How you used to think this was so bizarre when you were looking at someone, until you realized, just now, that it’s because when those people were putting on their makeup they really couldn’t see that they looked like they had diaper rash on their upper lip.
Looking at food through reading glasses and thinking you’re going to throw up because it’s just so BIG.
Becoming the person about whom they say, “She looks good. In clothes.”
Forgetting whom you were talking to when you wanted to recommend Katy Butler’s New York Times piece about her aging mother. Or father. Whoever.
Paying attention to spell check when it tells you to use whom instead of who. Then thinking that you really should write “to whom you were talking,” instead.

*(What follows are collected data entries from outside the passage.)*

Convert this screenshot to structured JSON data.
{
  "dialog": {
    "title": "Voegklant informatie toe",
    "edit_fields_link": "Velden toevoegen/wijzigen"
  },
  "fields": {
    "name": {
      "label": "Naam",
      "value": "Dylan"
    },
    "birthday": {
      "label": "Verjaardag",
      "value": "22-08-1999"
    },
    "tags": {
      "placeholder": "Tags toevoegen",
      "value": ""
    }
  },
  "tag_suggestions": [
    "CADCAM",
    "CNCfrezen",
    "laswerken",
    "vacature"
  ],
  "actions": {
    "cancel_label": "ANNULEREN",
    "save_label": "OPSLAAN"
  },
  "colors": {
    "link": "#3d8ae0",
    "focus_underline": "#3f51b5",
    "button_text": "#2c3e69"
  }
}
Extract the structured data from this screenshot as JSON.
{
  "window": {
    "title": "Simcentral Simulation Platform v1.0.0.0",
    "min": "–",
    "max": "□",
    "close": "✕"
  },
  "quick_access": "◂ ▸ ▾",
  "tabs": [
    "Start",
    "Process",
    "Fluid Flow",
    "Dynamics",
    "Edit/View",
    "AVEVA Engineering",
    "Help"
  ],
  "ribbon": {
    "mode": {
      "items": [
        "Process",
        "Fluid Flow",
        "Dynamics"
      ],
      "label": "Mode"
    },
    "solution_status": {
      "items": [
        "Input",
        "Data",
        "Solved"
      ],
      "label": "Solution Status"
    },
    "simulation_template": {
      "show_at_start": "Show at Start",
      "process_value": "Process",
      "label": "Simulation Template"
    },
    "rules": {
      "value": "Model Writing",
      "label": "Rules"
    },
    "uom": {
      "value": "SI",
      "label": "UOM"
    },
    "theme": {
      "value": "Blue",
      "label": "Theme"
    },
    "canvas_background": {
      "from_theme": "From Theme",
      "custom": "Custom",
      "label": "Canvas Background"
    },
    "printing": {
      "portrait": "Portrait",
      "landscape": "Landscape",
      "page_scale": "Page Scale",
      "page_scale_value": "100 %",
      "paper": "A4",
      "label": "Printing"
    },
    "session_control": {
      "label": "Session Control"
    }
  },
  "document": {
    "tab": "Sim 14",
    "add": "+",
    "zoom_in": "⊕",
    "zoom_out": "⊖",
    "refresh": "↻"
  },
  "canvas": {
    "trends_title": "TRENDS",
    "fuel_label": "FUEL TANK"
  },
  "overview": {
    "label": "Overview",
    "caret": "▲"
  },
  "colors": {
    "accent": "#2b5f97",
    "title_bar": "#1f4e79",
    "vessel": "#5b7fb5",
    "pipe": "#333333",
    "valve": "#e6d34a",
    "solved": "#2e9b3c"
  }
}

Listening to Dolores Park explode in ironic cheering when the Rapture came and went, and wishing all those Pabst-drinking, skinny-jean-wearing, fixie-riding youngsters would get sucked out of your crotchety old life.
Having trouble pulling weeds because of tennis elbow.
Wanting to pull weeds.
Remembering fondly the last time you got cat-called, even though it was an 80-year-old homeless guy outside of Discount Lumber.
Having these new weird reading glasses scattered around the house like Tribbles.